Последний раз я видел Франца Овербека у нас в сентябре девяносто пятого. Я слышал их негромкий разговор с Мамой, находясь в своей комнате.
Перед моим взором стоял его взгляд, когда он, сидя напротив, в упор, с недоумением, поглядывал на меня, не веря глазам своим, что это безмолвное, с остекленевшим взглядом, существо — тот же его друг, Фридрих-Вильгельм, чьей блестящей речью он в прошлом наслаждался, не говоря уже о моих сочинениях.
Он говорил с Мамой, тупо, до мозга костей, верующей лютеранкой, касаясь не ухватываемых ею тонких материй — матери все же хоть и сошедшего с ума сына, но — гения.
Он словно бы делился с ней пережитым в личном опыте ожиданием встречи с Ним.

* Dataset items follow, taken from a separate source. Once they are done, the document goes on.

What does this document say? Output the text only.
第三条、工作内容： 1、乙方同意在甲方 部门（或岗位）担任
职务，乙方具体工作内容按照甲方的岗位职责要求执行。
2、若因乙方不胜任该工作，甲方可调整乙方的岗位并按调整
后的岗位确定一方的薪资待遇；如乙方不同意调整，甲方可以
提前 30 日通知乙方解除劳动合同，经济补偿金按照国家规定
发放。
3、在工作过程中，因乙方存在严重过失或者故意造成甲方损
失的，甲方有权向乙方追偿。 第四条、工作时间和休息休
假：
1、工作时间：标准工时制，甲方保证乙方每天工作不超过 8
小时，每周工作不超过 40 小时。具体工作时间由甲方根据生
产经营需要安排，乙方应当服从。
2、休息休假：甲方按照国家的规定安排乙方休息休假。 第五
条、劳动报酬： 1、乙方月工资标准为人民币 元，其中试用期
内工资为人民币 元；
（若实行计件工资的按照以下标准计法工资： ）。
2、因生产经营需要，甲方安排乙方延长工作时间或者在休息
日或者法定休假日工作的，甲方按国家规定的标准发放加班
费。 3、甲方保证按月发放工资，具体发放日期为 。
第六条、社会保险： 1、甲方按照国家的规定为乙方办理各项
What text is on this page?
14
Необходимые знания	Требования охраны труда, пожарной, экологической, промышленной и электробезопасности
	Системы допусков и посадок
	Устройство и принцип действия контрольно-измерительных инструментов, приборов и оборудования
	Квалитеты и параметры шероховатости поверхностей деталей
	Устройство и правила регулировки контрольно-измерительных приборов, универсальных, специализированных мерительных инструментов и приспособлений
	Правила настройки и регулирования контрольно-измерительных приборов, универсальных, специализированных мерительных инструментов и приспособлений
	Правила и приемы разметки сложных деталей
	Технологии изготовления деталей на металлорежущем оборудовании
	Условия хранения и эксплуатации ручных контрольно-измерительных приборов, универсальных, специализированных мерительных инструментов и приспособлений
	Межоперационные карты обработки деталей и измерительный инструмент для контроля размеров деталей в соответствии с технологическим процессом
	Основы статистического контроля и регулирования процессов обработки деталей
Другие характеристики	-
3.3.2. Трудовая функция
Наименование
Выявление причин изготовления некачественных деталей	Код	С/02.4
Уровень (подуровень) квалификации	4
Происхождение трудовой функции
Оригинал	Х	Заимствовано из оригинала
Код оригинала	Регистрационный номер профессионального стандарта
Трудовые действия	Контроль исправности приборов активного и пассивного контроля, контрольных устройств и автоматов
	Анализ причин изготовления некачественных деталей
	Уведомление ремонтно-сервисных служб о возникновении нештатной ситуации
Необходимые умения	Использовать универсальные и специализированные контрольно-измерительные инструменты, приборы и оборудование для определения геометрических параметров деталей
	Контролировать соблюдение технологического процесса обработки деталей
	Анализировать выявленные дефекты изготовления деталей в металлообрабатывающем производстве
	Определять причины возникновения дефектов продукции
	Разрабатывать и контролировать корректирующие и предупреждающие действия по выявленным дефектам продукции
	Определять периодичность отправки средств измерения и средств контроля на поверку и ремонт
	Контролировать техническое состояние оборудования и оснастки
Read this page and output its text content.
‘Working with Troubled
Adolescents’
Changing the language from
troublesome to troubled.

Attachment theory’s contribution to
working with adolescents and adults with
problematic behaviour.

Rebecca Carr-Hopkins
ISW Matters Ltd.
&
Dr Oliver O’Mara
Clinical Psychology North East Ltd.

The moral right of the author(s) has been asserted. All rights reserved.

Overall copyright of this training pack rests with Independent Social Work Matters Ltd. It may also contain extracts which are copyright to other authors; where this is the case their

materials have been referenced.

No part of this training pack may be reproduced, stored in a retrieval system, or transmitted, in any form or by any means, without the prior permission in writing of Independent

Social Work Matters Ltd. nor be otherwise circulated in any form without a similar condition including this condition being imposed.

Этот опыт подобен столь сильному источнику, что его самостоятельная в себе сила, перекрывает все сомнения. Случившееся было достоверным переживанием. Внезапно, непонятно вспыхивало радостное чувство существования, полного самим собой и силой предвещающего в будущем встречу.
Затем они начали изливать душу друг другу.
Она жаловалась на то, что дочь давит на нее с неимоверной силой, требуя передать ей опекунство надо мной. Она считала, что Франц и Петер, как самые близкие мои друзья, должны за нее, мою Маму, заступиться.
Но ведь и нас ваша дочь вышвырнула, отстранив от издания собрания сочинений вашего сына, защищался Франц. Пытаясь отвлечь Маму, он начал нудно, подробно рассказывать о том, что они, вместе с Петером, ощущали ответственность, как непосредственные наследники моих сочинений — о чем я не раз их предупреждал — за сохранность моих трудов. Франц собрал массу моих неопубликованных рукописей в Турине, в Генуе. Из сочинений в восемьдесят восьмом был издан только «Казус Вагнер». «Сумерки идолов» были готовы к изданию. «Ессе Homo» и «Ницше против Вагнера» — опубликованы частично. «Антихрист» и «Дифирамбы Диониса» оставались в рукописях.
Франц написал Петеру о «Наследии» («Nachlass»). Оно еще, по сути, не могло так называться при живом авторе.
Представляя смертную скуку в глазах Мамы, я слушал заглушаемый стенами и все же отчетливо долетающий до моих ушей голос Франца, как завороженный: это же, по сути, был захватывающий рассказ о продолжающихся событиях моей жизни, разворачивающихся параллельно мне. Помимо законченных книг, продолжал Франц, там была уйма записок, с трудом подающихся прочтению. «Сумерки идолов», этот воистину невообразимый рог изобилия интеллекта и прозрения, считал Франц, следует издать незамедлительно. Забрав бумаги в Базель, он прочел две части «Ессе Номо» и был ими потрясен.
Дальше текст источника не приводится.